Newspapers and newspaper headlines abound in Ferrari and The Man and the Machine. One reads, “The Mille Miglia, Cemetery of Babies and Men, Enough!” Another calls Enzo “An Industrial Saturn Devouring His Own Children.” Like the newspaper clippings about motorcycle crashes in the homemade shrine in Kenneth Anger’s Scorpio Rising (1963), these become collectible receipts that enhance the aura and therefore the value of the cars. Ferrari is so bent on winning the Mille Miglia not just for the sake of victory, but also to attract outside finance for his failing company, which in 1957, according to the film, was selling ninety-eight production cars a year to wealthy consumers, when it needed to be selling four hundred. One of those buyers, we see in the film, was King Hussein of Jordan (Jonathan Burteaux). The tiny monarch complains that in his previous Ferrari his feet barely reached the pedals.
In his massive car collection, the current Sultan of Brunei is said to own as many as three hundred Ferraris, likely worth over $100 million. Or they were worth that much. It seems the cars, according to carsguide.com.au, have “fallen into disrepair after air conditioning in their storage garages was turned off many years ago.” The most famous collectors of Ferraris are now comedians—Jerry Seinfeld and David Letterman own dozens of vintage Ferraris (and Porsches) between them. (Jay Leno, otherwise known as a preeminent vintage car collector, does not own a single Ferrari, in part because he “just never liked dealing with the dealers.”) They are toys, like the toy race car Laura finds in Enzo’s mistress’s house, proving he has a child with her. Collectors seem to prize the red or white ones the most—rental car colors. In the movies, red will always be Ferrari’s definitive color, as it is in Mann’s film, though King Hussein’s 335 S is yellow. Maybe the most well-known red Ferrari in the movies appears in a comedy, the 1961 250 GT California Spyder the teens in Ferris Bueller’s Day Off (1986) take for a joy ride to the Art Institute of Chicago.

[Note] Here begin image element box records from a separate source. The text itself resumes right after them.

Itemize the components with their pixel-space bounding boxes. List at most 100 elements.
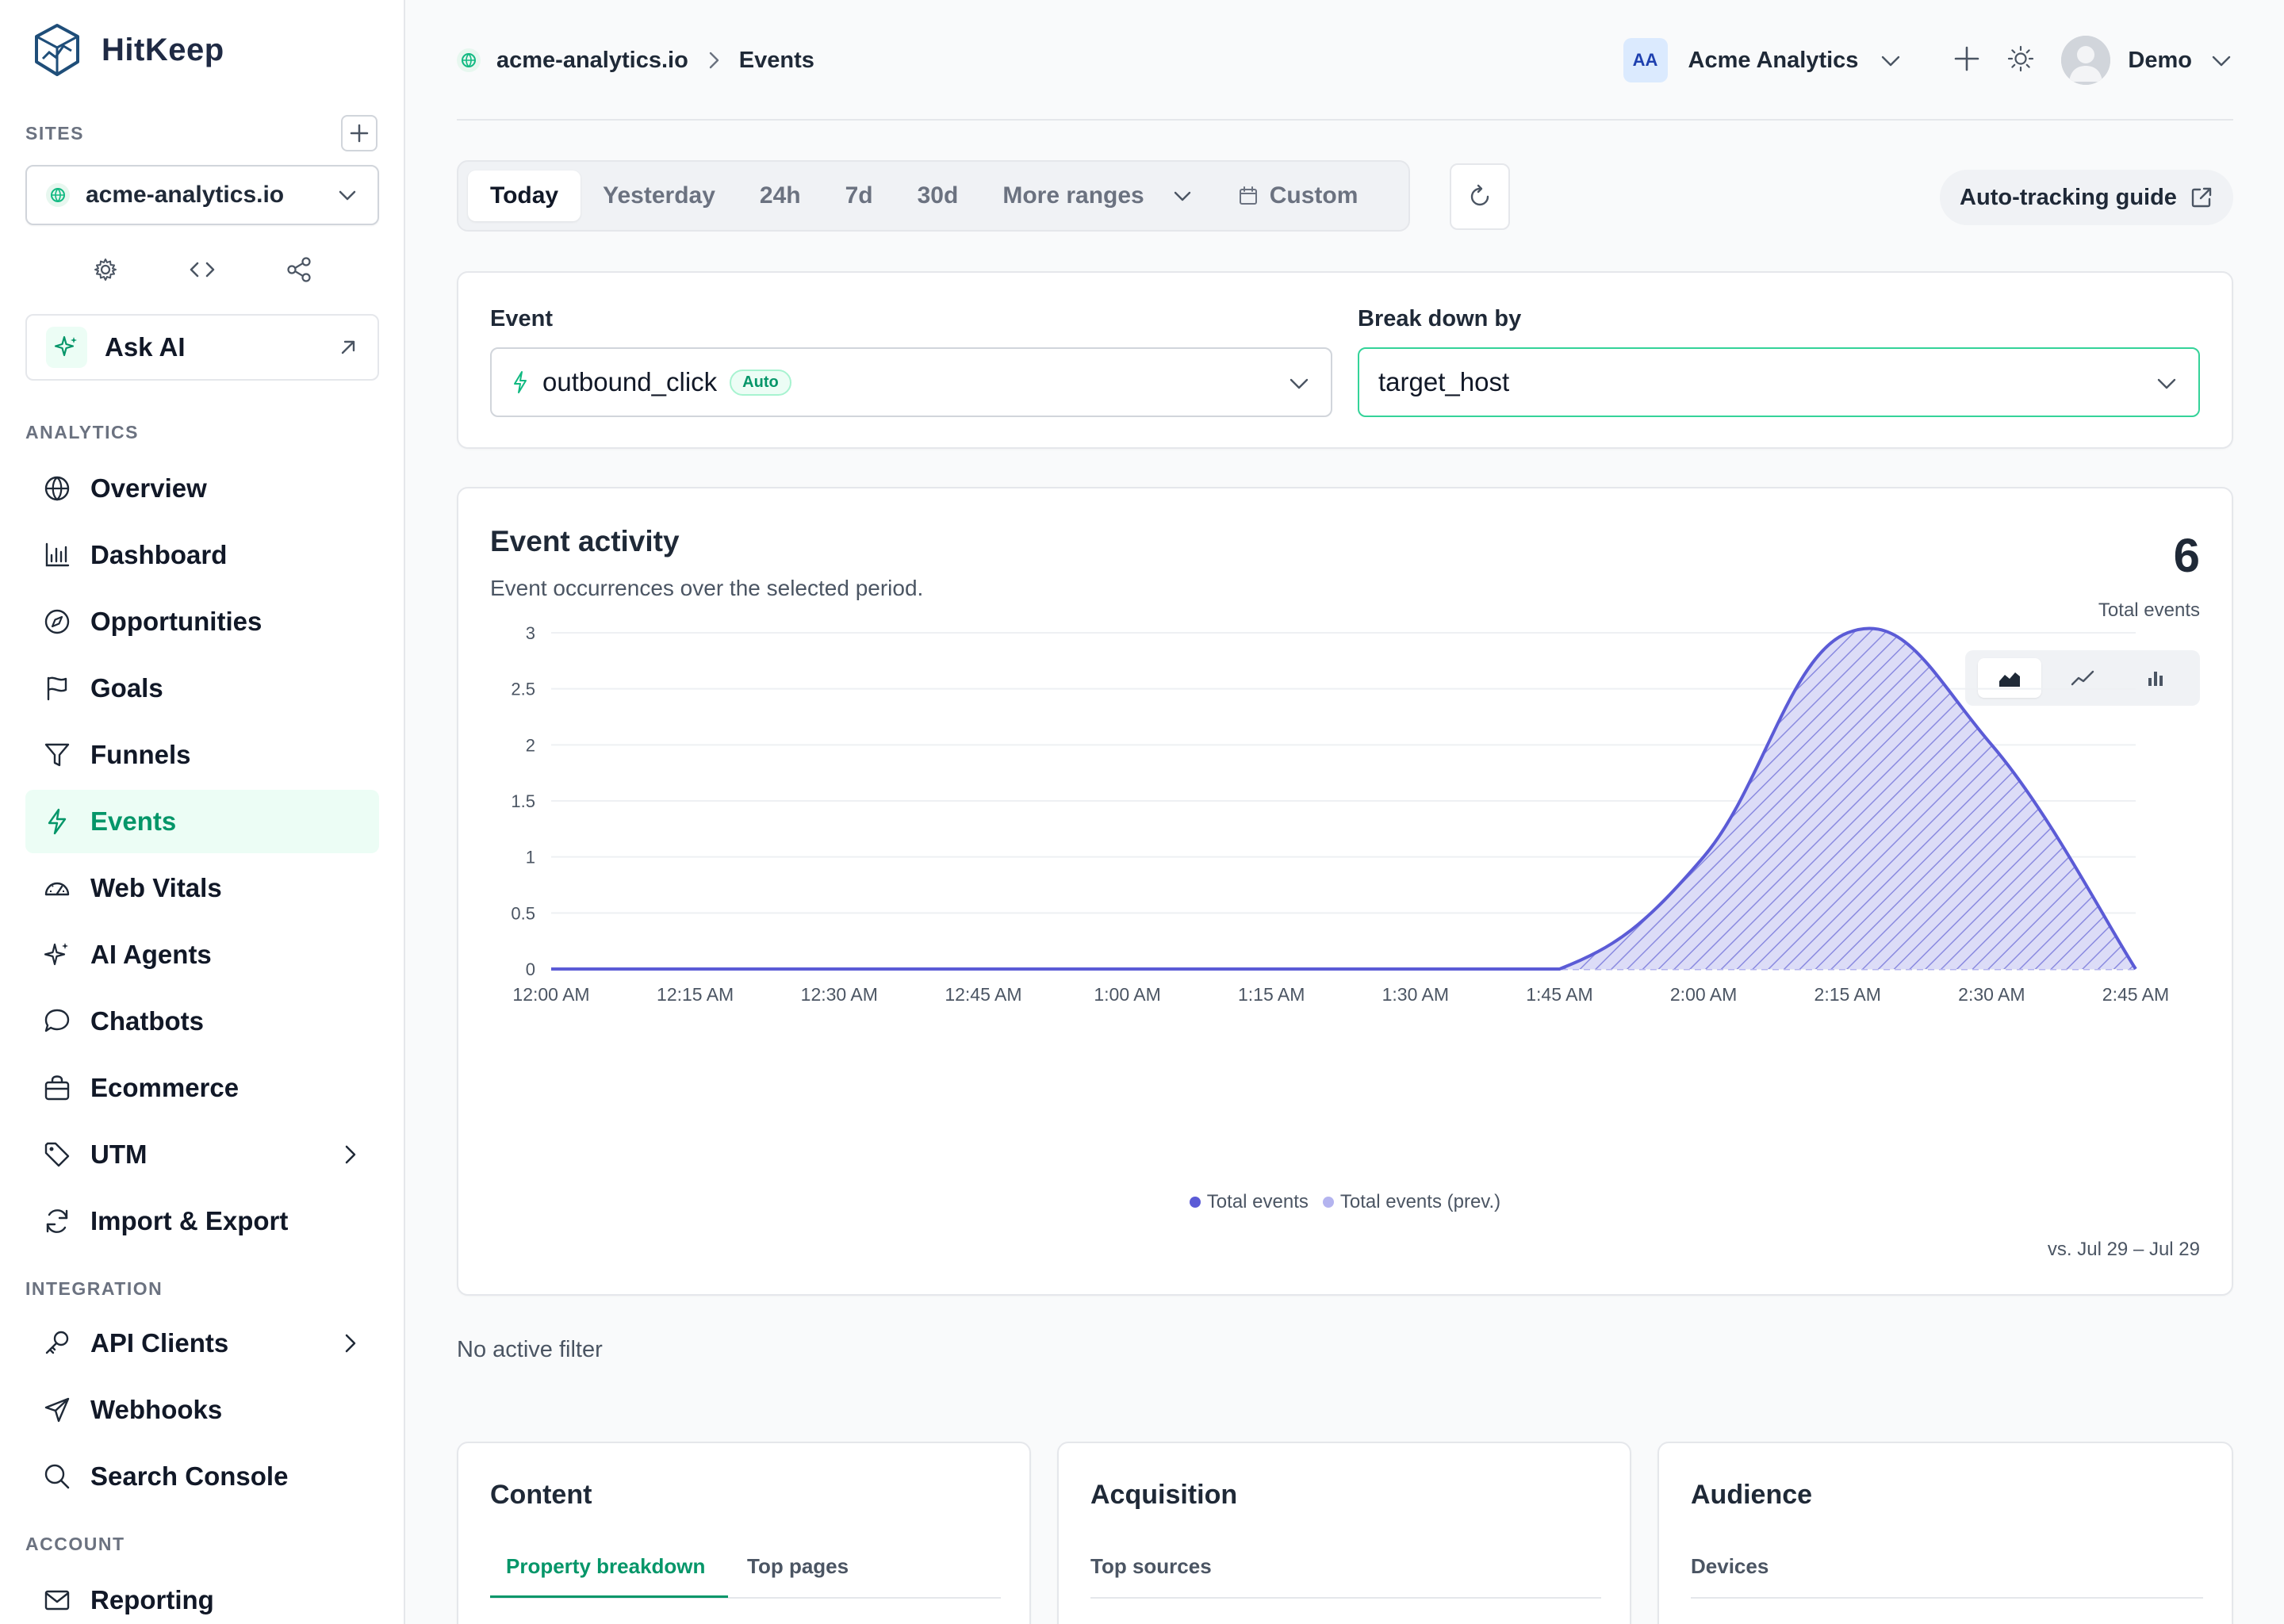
- event-activity-chart: 0 0.5 1 1.5 2 2.5 3 12:00 AM 12:15 AM 12:30 AM 12…: [511, 623, 2169, 1005]
- site-code-button[interactable]: [185, 252, 220, 287]
- user-name: Demo: [2128, 47, 2192, 73]
- sidebar-item-funnels[interactable]: Funnels: [25, 723, 379, 787]
- sites-section-label: SITES: [25, 123, 84, 144]
- range-yesterday-button[interactable]: Yesterday: [603, 182, 715, 209]
- sidebar-item-goals[interactable]: Goals: [25, 657, 379, 720]
- tab-property-breakdown[interactable]: Property breakdown: [506, 1554, 706, 1578]
- brand[interactable]: HitKeep: [32, 22, 224, 78]
- range-30d-button[interactable]: 30d: [917, 182, 959, 209]
- breadcrumb-site-link[interactable]: acme-analytics.io: [496, 47, 688, 73]
- sidebar-item-label: Import & Export: [90, 1206, 289, 1235]
- sidebar-item-label: Search Console: [90, 1461, 289, 1491]
- sidebar-item-label: UTM: [90, 1139, 148, 1169]
- ask-ai-button[interactable]: Ask AI: [25, 314, 379, 381]
- arrow-up-right-icon: [341, 340, 355, 354]
- event-select[interactable]: outbound_click Auto: [490, 347, 1332, 417]
- audience-card-title: Audience: [1691, 1480, 1813, 1510]
- site-globe-icon: [46, 183, 70, 207]
- x-tick-label: 12:00 AM: [512, 984, 589, 1005]
- external-link-icon: [2191, 187, 2212, 208]
- sidebar-item-utm[interactable]: UTM: [25, 1123, 379, 1186]
- sidebar-item-label: API Clients: [90, 1328, 229, 1358]
- chart-title: Event activity: [490, 525, 680, 557]
- range-today-button[interactable]: Today: [468, 170, 581, 221]
- bar-chart-button[interactable]: [2124, 658, 2187, 698]
- sidebar-item-label: Opportunities: [90, 607, 263, 636]
- org-switcher[interactable]: AA Acme Analytics: [1623, 38, 1903, 82]
- content-card: Content Property breakdown Top pages: [457, 1442, 1031, 1624]
- x-tick-label: 2:30 AM: [1958, 984, 2025, 1005]
- sidebar-item-label: Funnels: [90, 740, 191, 769]
- sidebar-item-webhooks[interactable]: Webhooks: [25, 1378, 379, 1442]
- sidebar-item-ecommerce[interactable]: Ecommerce: [25, 1056, 379, 1120]
- tab-divider: [1691, 1597, 2203, 1599]
- sidebar-item-api-clients[interactable]: API Clients: [25, 1312, 379, 1375]
- line-chart-button[interactable]: [2051, 658, 2114, 698]
- range-7d-button[interactable]: 7d: [845, 182, 873, 209]
- compass-icon: [44, 609, 70, 634]
- x-tick-label: 12:45 AM: [945, 984, 1021, 1005]
- tab-top-sources[interactable]: Top sources: [1090, 1554, 1212, 1578]
- line-chart-icon: [2071, 670, 2094, 686]
- legend-item-total-events-prev[interactable]: Total events (prev.): [1322, 1191, 1500, 1213]
- sidebar-item-events[interactable]: Events: [25, 790, 379, 853]
- chevron-down-icon: [2212, 56, 2231, 67]
- audience-card: Audience Devices: [1657, 1442, 2233, 1624]
- account-section-label: ACCOUNT: [25, 1534, 125, 1554]
- sidebar-item-opportunities[interactable]: Opportunities: [25, 590, 379, 653]
- breakdown-field-label: Break down by: [1358, 306, 1522, 331]
- active-tab-indicator: [490, 1595, 728, 1598]
- chevron-down-icon: [339, 190, 356, 201]
- sidebar-item-label: Overview: [90, 473, 207, 503]
- key-icon: [45, 1331, 69, 1354]
- sidebar-item-web-vitals[interactable]: Web Vitals: [25, 856, 379, 920]
- ai-sparkle-icon: [46, 327, 87, 368]
- x-tick-label: 1:45 AM: [1526, 984, 1592, 1005]
- y-tick-label: 1.5: [511, 791, 535, 811]
- tab-devices[interactable]: Devices: [1691, 1554, 1769, 1578]
- chart-type-toggle: [1965, 650, 2200, 706]
- site-share-button[interactable]: [282, 252, 316, 287]
- chart-subtitle: Event occurrences over the selected peri…: [490, 576, 924, 600]
- site-settings-button[interactable]: [88, 252, 123, 287]
- x-tick-label: 1:00 AM: [1094, 984, 1160, 1005]
- more-ranges-dropdown[interactable]: More ranges: [980, 170, 1215, 221]
- sidebar-item-import-export[interactable]: Import & Export: [25, 1189, 379, 1253]
- refresh-icon: [1470, 184, 1489, 206]
- breakdown-select[interactable]: target_host: [1358, 347, 2200, 417]
- breakdown-select-value: target_host: [1378, 367, 1510, 396]
- range-24h-button[interactable]: 24h: [759, 182, 801, 209]
- user-menu[interactable]: Demo: [2061, 36, 2233, 85]
- tab-top-pages[interactable]: Top pages: [747, 1554, 849, 1578]
- add-site-button[interactable]: [341, 115, 377, 151]
- legend-item-total-events[interactable]: Total events: [1189, 1191, 1309, 1213]
- area-chart-button[interactable]: [1978, 658, 2041, 698]
- sidebar-item-ai-agents[interactable]: AI Agents: [25, 923, 379, 986]
- refresh-button[interactable]: [1450, 163, 1510, 230]
- theme-toggle-button[interactable]: [2007, 45, 2034, 76]
- site-selector-value: acme-analytics.io: [86, 182, 285, 208]
- sidebar-item-dashboard[interactable]: Dashboard: [25, 523, 379, 587]
- sidebar-item-reporting[interactable]: Reporting: [25, 1568, 379, 1624]
- sidebar-item-search-console[interactable]: Search Console: [25, 1445, 379, 1508]
- site-selector[interactable]: acme-analytics.io: [25, 165, 379, 225]
- sidebar-item-chatbots[interactable]: Chatbots: [25, 990, 379, 1053]
- acquisition-card: Acquisition Top sources: [1057, 1442, 1631, 1624]
- x-tick-label: 2:45 AM: [2102, 984, 2169, 1005]
- auto-tracking-guide-link[interactable]: Auto-tracking guide: [1940, 170, 2233, 225]
- breadcrumb: acme-analytics.io Events: [457, 48, 814, 74]
- tag-icon: [44, 1142, 70, 1167]
- sidebar-item-label: Events: [90, 806, 177, 836]
- y-tick-label: 2.5: [511, 680, 535, 699]
- gear-icon: [94, 259, 117, 281]
- chart-legend: Total events Total events (prev.): [458, 1191, 2232, 1213]
- add-button[interactable]: [1953, 45, 1980, 76]
- code-icon: [190, 262, 215, 278]
- breadcrumb-separator-icon: [709, 52, 719, 69]
- custom-range-button[interactable]: Custom: [1216, 170, 1381, 221]
- sidebar-item-overview[interactable]: Overview: [25, 457, 379, 520]
- search-icon: [44, 1464, 70, 1489]
- sidebar-item-label: Reporting: [90, 1585, 214, 1614]
- chevron-down-icon: [2157, 378, 2176, 389]
- compare-period-label: vs. Jul 29 – Jul 29: [2047, 1239, 2200, 1260]
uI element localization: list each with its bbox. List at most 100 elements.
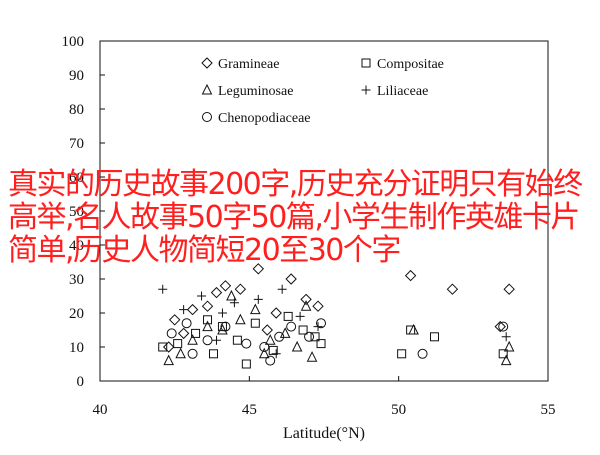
data-point-liliaceae (295, 311, 305, 321)
data-point-leguminosae (235, 313, 246, 325)
data-point-compositae (310, 332, 320, 342)
data-point-chenopodiaceae (187, 348, 198, 359)
data-point-gramineae (446, 283, 459, 295)
data-point-gramineae (261, 324, 273, 336)
data-point-compositae (191, 328, 201, 338)
data-point-leguminosae (279, 327, 291, 338)
data-point-compositae (208, 349, 218, 359)
data-point-chenopodiaceae (220, 321, 231, 332)
y-tick-label: 90 (69, 68, 84, 84)
data-point-chenopodiaceae (274, 331, 285, 342)
data-point-compositae (283, 311, 293, 321)
y-tick-label: 40 (69, 238, 84, 254)
y-tick-label: 70 (69, 136, 84, 152)
data-point-gramineae (312, 300, 324, 312)
data-point-compositae (430, 332, 440, 342)
data-point-gramineae (503, 283, 515, 295)
data-point-liliaceae (271, 349, 281, 359)
data-point-compositae (173, 339, 183, 349)
data-point-gramineae (177, 327, 190, 340)
data-point-leguminosae (408, 323, 419, 335)
data-point-compositae (158, 342, 168, 352)
data-point-compositae (232, 335, 242, 345)
data-point-chenopodiaceae (241, 338, 252, 349)
legend-marker-liliaceae (361, 85, 371, 95)
data-point-chenopodiaceae (286, 321, 297, 332)
data-point-leguminosae (175, 347, 186, 359)
legend-label-liliaceae: Liliaceae (377, 84, 428, 99)
legend-marker-compositae (361, 58, 371, 68)
data-point-liliaceae (253, 294, 263, 304)
y-tick-label: 0 (77, 374, 85, 390)
data-point-gramineae (210, 286, 223, 299)
x-tick-label: 55 (541, 402, 556, 418)
legend-marker-leguminosae (201, 83, 213, 95)
data-point-liliaceae (158, 284, 168, 294)
data-point-compositae (498, 349, 508, 359)
legend: Gramineae Compositae Leguminosae Liliaceae C… (201, 57, 444, 126)
data-point-compositae (250, 318, 260, 328)
data-point-leguminosae (500, 354, 512, 366)
data-point-leguminosae (249, 303, 261, 315)
data-point-gramineae (494, 320, 506, 333)
data-point-leguminosae (291, 340, 303, 352)
data-point-gramineae (186, 303, 199, 316)
data-point-leguminosae (202, 320, 213, 332)
data-point-gramineae (300, 293, 312, 306)
data-point-chenopodiaceae (202, 335, 213, 346)
y-tick-label: 60 (69, 170, 84, 186)
data-point-chenopodiaceae (166, 328, 177, 339)
data-point-chenopodiaceae (417, 348, 428, 359)
data-point-leguminosae (187, 334, 198, 345)
x-tick-label: 50 (391, 402, 406, 418)
y-tick-label: 20 (69, 306, 84, 322)
data-point-liliaceae (217, 308, 227, 318)
data-point-leguminosae (217, 323, 228, 335)
data-point-compositae (203, 315, 213, 325)
data-point-gramineae (285, 273, 297, 285)
data-point-gramineae (270, 307, 282, 319)
data-point-liliaceae (211, 335, 221, 345)
legend-label-leguminosae: Leguminosae (218, 84, 293, 99)
data-point-leguminosae (163, 354, 175, 366)
data-point-gramineae (404, 269, 417, 282)
data-point-chenopodiaceae (304, 331, 315, 342)
y-axis: 0 10 20 30 40 50 60 70 80 90 100 (62, 34, 105, 390)
data-point-gramineae (201, 300, 214, 312)
data-point-leguminosae (258, 347, 270, 359)
data-point-leguminosae (503, 340, 515, 352)
data-point-gramineae (234, 283, 247, 295)
data-point-gramineae (219, 280, 232, 292)
data-point-liliaceae (197, 291, 207, 301)
x-tick-label: 40 (93, 402, 108, 418)
data-point-chenopodiaceae (181, 318, 192, 329)
y-tick-label: 30 (69, 272, 84, 288)
data-point-leguminosae (226, 289, 237, 301)
y-tick-label: 100 (62, 34, 85, 50)
y-tick-label: 50 (69, 204, 84, 220)
data-point-gramineae (168, 314, 181, 326)
x-axis: 40 45 50 55 (93, 376, 556, 418)
legend-marker-chenopodiaceae (202, 112, 212, 122)
data-point-leguminosae (300, 300, 312, 311)
data-point-chenopodiaceae (259, 342, 270, 352)
data-marks (158, 263, 515, 369)
legend-marker-gramineae (201, 57, 213, 69)
data-point-gramineae (162, 341, 175, 353)
legend-label-gramineae: Gramineae (218, 57, 279, 72)
data-point-chenopodiaceae (316, 318, 327, 329)
data-point-liliaceae (501, 332, 511, 342)
data-point-liliaceae (179, 305, 189, 315)
data-point-compositae (298, 325, 308, 335)
watermark-text: 真实的历史故事200字,历史充分证明只有始终高举,名人故事50字50篇,小学生制… (8, 167, 583, 268)
data-point-compositae (316, 339, 326, 349)
legend-label-compositae: Compositae (377, 57, 444, 72)
data-point-compositae (268, 345, 278, 355)
y-tick-label: 80 (69, 102, 84, 118)
data-point-gramineae (252, 263, 265, 275)
x-axis-title: Latitude(°N) (283, 425, 365, 442)
data-point-liliaceae (229, 298, 239, 308)
y-tick-label: 10 (69, 340, 84, 356)
legend-label-chenopodiaceae: Chenopodiaceae (218, 111, 311, 126)
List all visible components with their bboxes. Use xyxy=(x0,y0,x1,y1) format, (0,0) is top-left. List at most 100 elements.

Beyond its status as a manufacturer of high-priced commodities and valuable collector’s items, Ferrari exists today as a brand, licensed like Gucci and Hermès as a fashion logo for clothes and accessories. As Yates’s daughter, the writer Stacy Bradley, points out in the epilogue to a new edition of The Man and the Machine, in today’s marketplace “conceptual or hierarchical purity has no place.” Ferrari now makes an SUV, the Purosangue, priced at $400,000. “Ferrari’s value as a luxury brand is, in theory, limitless,” writes Bradley. Ferrari is now so associated with the excess of luxury that there is a series of self-help books by a man who describes himself in print as “the monk who sold his Ferrari.”
In Mann’s film, Enzo poses for photographers at his factory with Portago and Linda Christian, leaning against one of his cars. He makes sure to slide Christian over to keep her butt from blocking the Ferrari “prancing horse” marque. The film ends with a reunited Enzo and Laura preparing to bribe the press so their factory will survive and someday manufacture those SUVs. It reminded me of a wealthy real estate developer in the 1968 Saul Bellow story “The Old System,” who briefly recalls the beauty of the luxury automobiles—“Hudsons, Auburns, and Bearcats”—that once filled the parking lot of a country club he has razed and replaced with a shopping mall. The cars were beauties, sure, but they were “only machinery. Nothing to get nostalgic about.”